CISOs and security professionals always talk about risk when it comes to the cybersecurity of their organizations, but what exactly is risk? For the purposes of discussion, generally the level of risk in any given organization is defined as the severity of a possible issue combined with the value of the affected asset(s).
Naturally, cyber risk is taking that same principle and applying it to digital assets. As organizations struggle to protect themselves from the seemingly ubiquitous threat of cyberattack, the concept of risk management becomes all the more important. Protecting everything all the time from every possible threat is an unreasonable and impossible task, or as the saying goes, “He who defends everything defends nothing.” So as virtually every industry now has to grapple with how and where to assign their cybersecurity resources, it has fallen on CISOs and other leading security professionals to define the risk inherent in their organizations, and to find and deploy the technologies and methods necessary to bring it within an acceptable level.

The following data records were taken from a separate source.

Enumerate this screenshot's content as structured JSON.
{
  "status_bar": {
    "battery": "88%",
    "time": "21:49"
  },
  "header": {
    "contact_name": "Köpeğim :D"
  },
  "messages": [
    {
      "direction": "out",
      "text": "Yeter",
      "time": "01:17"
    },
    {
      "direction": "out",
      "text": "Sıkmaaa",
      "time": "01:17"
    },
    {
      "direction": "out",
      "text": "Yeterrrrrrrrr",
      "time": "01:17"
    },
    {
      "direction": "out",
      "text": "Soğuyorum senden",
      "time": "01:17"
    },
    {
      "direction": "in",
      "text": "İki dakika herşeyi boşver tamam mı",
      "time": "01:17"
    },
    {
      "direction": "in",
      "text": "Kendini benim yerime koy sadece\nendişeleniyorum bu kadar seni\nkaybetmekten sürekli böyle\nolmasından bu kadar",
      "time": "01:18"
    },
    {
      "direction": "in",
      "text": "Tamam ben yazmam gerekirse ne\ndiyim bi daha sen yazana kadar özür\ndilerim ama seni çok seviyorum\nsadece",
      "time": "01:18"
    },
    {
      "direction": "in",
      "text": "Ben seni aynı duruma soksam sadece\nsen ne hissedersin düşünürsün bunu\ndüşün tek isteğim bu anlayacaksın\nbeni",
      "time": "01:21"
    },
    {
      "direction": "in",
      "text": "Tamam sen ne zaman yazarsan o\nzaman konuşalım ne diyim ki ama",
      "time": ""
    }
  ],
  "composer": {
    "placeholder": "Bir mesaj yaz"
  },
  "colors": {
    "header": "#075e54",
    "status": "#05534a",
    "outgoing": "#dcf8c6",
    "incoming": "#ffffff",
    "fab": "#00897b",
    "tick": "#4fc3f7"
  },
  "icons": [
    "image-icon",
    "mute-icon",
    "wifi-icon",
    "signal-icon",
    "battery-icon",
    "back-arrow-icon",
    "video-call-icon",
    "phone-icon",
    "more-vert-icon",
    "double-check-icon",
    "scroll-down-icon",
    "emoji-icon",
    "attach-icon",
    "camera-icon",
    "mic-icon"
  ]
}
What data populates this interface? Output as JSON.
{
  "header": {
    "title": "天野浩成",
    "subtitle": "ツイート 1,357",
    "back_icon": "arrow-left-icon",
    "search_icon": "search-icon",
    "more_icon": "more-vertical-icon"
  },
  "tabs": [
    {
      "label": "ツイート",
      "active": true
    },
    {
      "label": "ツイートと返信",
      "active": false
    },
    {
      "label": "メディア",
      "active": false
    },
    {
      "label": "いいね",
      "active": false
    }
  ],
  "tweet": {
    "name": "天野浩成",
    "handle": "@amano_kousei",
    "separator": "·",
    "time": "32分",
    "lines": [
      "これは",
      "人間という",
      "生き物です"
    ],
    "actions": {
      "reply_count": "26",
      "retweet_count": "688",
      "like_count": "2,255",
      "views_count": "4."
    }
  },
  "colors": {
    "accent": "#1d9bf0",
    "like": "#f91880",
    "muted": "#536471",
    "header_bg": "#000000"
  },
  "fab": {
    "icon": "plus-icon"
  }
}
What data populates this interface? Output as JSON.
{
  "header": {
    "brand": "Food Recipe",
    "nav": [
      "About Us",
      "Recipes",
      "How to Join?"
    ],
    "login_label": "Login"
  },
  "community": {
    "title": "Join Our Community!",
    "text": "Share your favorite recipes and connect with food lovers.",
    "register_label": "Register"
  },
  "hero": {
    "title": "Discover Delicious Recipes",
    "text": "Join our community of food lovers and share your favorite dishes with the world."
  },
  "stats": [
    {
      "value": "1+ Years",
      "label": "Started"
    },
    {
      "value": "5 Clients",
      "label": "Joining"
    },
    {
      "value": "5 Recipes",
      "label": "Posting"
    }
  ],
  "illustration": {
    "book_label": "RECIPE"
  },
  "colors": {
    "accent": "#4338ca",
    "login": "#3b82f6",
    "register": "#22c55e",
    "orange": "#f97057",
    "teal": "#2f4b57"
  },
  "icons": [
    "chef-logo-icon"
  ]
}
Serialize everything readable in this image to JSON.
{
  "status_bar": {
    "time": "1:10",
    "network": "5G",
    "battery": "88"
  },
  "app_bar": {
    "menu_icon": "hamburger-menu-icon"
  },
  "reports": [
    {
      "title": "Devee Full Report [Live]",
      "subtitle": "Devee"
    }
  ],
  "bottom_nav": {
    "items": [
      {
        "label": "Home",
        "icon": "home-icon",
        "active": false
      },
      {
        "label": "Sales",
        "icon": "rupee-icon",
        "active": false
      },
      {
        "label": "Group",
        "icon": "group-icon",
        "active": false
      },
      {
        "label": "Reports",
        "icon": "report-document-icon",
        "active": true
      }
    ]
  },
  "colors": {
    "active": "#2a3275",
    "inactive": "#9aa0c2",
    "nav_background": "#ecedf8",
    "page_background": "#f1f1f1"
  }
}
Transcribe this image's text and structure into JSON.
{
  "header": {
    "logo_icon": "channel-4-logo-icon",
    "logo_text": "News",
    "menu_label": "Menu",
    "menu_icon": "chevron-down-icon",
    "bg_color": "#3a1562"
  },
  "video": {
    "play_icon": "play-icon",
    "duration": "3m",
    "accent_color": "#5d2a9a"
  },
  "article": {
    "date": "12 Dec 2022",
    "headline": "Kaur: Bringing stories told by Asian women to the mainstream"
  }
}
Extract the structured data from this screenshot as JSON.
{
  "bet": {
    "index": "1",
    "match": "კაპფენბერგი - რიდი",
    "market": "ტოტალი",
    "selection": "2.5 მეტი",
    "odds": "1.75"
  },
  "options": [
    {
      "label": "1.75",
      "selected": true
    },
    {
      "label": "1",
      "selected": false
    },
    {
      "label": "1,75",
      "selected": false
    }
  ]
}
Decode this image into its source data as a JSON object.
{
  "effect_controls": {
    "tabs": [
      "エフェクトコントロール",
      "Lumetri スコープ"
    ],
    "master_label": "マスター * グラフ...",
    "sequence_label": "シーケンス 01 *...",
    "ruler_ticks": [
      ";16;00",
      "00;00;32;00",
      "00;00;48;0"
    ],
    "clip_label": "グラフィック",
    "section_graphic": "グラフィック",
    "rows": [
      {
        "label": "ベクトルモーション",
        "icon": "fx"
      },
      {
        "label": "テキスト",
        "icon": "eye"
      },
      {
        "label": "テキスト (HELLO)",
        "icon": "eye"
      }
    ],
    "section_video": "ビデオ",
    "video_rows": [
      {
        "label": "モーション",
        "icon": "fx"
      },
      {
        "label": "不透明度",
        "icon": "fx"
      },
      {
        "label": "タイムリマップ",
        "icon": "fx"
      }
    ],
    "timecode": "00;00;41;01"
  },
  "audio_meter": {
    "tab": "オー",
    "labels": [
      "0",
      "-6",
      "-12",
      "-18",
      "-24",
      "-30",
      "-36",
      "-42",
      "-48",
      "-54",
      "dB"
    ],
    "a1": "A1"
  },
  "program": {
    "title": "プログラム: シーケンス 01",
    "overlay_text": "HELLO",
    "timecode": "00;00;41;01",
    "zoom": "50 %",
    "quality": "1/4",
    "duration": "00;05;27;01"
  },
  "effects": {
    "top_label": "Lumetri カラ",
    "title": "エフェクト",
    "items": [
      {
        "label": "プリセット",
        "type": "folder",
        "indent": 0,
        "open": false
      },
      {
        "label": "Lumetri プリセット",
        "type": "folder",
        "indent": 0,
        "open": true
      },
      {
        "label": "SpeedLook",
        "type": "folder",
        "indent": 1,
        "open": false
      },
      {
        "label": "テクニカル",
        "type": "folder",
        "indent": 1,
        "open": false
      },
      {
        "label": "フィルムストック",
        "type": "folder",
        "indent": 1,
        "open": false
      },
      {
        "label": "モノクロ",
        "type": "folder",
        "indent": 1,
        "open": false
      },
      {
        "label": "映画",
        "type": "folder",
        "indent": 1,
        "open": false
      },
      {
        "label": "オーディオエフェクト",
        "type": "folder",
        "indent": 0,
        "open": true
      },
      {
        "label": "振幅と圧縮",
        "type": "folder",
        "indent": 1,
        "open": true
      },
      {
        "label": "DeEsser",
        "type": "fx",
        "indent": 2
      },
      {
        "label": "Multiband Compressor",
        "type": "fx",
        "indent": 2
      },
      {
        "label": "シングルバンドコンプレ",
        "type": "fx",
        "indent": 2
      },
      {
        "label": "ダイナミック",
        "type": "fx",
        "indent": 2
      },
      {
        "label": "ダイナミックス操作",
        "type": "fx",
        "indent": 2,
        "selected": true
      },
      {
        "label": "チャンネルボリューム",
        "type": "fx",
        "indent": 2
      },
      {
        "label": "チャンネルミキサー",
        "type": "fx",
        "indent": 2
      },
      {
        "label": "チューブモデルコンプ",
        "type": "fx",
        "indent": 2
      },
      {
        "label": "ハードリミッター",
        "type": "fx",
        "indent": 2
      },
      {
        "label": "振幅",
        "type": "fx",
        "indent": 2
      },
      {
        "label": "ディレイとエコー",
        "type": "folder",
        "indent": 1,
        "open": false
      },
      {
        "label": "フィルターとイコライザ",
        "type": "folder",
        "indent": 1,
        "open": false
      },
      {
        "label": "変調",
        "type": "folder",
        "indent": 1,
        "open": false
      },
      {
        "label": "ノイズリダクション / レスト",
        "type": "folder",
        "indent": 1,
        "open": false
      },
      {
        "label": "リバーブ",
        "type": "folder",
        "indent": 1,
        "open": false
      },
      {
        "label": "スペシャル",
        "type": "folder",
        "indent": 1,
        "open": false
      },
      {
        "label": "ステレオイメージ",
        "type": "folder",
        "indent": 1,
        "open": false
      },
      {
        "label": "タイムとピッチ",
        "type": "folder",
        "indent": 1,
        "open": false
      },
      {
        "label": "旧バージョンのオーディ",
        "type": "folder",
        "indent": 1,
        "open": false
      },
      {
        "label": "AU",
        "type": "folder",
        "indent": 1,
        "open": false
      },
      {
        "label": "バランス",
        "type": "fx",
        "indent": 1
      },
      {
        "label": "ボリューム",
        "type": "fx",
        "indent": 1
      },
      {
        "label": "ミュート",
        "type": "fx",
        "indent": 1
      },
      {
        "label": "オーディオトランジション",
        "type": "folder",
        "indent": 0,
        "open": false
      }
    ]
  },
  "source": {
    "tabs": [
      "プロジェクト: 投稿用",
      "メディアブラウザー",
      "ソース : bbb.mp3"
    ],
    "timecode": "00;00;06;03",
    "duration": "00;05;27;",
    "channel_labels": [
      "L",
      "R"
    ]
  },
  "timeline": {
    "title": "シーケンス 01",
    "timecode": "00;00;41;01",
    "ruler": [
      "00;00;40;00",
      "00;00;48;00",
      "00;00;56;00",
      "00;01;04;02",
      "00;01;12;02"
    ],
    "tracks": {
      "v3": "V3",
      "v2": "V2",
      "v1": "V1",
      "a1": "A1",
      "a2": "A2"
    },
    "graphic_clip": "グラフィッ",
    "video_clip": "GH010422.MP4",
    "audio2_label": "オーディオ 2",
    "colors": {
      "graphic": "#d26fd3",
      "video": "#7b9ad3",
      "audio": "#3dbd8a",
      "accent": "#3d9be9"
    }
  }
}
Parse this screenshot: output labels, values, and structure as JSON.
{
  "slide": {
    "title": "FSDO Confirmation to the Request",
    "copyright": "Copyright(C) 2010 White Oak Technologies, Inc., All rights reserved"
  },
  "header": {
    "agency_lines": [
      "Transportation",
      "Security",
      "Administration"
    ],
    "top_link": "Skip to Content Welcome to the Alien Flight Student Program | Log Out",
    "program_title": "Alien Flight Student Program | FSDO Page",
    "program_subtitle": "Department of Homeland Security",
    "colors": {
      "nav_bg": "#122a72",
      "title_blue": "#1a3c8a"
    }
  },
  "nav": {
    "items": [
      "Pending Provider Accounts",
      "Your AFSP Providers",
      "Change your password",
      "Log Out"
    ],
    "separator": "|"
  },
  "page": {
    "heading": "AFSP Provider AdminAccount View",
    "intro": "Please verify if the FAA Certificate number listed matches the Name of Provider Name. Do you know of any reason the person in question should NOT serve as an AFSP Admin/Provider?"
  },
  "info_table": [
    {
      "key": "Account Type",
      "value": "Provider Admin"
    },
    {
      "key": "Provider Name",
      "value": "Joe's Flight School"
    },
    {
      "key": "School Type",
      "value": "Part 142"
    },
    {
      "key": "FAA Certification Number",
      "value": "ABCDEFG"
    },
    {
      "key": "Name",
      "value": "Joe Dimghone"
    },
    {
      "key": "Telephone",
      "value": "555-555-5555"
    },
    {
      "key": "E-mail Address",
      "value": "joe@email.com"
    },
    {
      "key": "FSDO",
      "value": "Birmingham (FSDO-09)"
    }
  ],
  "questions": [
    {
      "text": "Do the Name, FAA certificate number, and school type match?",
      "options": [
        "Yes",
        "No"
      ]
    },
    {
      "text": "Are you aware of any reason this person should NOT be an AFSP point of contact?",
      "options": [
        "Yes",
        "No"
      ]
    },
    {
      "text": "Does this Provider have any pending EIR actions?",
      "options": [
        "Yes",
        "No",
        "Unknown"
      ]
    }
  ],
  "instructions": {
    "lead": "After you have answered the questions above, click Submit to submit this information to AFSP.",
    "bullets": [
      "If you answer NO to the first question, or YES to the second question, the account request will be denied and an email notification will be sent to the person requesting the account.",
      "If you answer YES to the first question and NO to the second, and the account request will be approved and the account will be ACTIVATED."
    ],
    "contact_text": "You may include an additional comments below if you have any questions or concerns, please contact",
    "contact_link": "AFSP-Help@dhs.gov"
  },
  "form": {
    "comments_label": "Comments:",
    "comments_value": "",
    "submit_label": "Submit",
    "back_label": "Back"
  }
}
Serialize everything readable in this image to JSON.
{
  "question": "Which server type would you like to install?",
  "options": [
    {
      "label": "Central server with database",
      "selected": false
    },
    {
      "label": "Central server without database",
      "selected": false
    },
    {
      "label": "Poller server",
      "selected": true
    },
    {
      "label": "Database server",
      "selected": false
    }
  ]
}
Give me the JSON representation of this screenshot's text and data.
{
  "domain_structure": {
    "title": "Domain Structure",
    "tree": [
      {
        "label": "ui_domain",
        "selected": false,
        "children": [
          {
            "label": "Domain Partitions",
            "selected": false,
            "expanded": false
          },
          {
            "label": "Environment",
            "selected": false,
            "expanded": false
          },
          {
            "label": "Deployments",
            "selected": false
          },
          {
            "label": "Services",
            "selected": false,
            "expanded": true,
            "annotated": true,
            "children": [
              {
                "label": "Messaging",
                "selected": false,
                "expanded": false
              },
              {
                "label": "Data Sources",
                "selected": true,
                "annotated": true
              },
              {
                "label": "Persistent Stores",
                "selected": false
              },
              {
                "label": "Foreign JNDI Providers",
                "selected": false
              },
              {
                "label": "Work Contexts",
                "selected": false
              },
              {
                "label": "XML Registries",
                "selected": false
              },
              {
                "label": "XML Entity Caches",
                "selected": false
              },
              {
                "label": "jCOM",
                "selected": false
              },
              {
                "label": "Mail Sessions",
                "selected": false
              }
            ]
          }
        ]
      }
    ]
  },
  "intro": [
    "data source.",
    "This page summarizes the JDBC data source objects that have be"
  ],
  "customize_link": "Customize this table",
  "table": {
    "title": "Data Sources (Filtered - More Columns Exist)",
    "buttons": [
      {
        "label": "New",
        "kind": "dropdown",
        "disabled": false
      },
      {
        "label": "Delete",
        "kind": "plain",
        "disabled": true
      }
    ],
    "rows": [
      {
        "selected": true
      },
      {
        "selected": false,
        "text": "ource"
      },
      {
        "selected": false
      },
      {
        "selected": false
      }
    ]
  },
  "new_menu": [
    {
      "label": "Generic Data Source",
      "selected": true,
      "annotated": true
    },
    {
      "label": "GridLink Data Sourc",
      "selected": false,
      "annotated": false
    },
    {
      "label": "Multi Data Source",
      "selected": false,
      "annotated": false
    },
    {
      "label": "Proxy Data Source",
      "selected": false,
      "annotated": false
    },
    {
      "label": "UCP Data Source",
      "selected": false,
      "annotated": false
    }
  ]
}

Compounding this issue for security executives and professionals is the dramatic increase in connectivity in both IT and OT networks, brought about in part by the pressure for greater productivity and efficiency through digitization and the utilization of various third-party applications and services. Organizations now have hundreds of connections to third parties including vendors, customers, cloud environments, outsourced service providers, and more. Because each external connection represents another possible point of ingress to your networks, it should come as no surprise that as the number of connections has increased, so has the risk.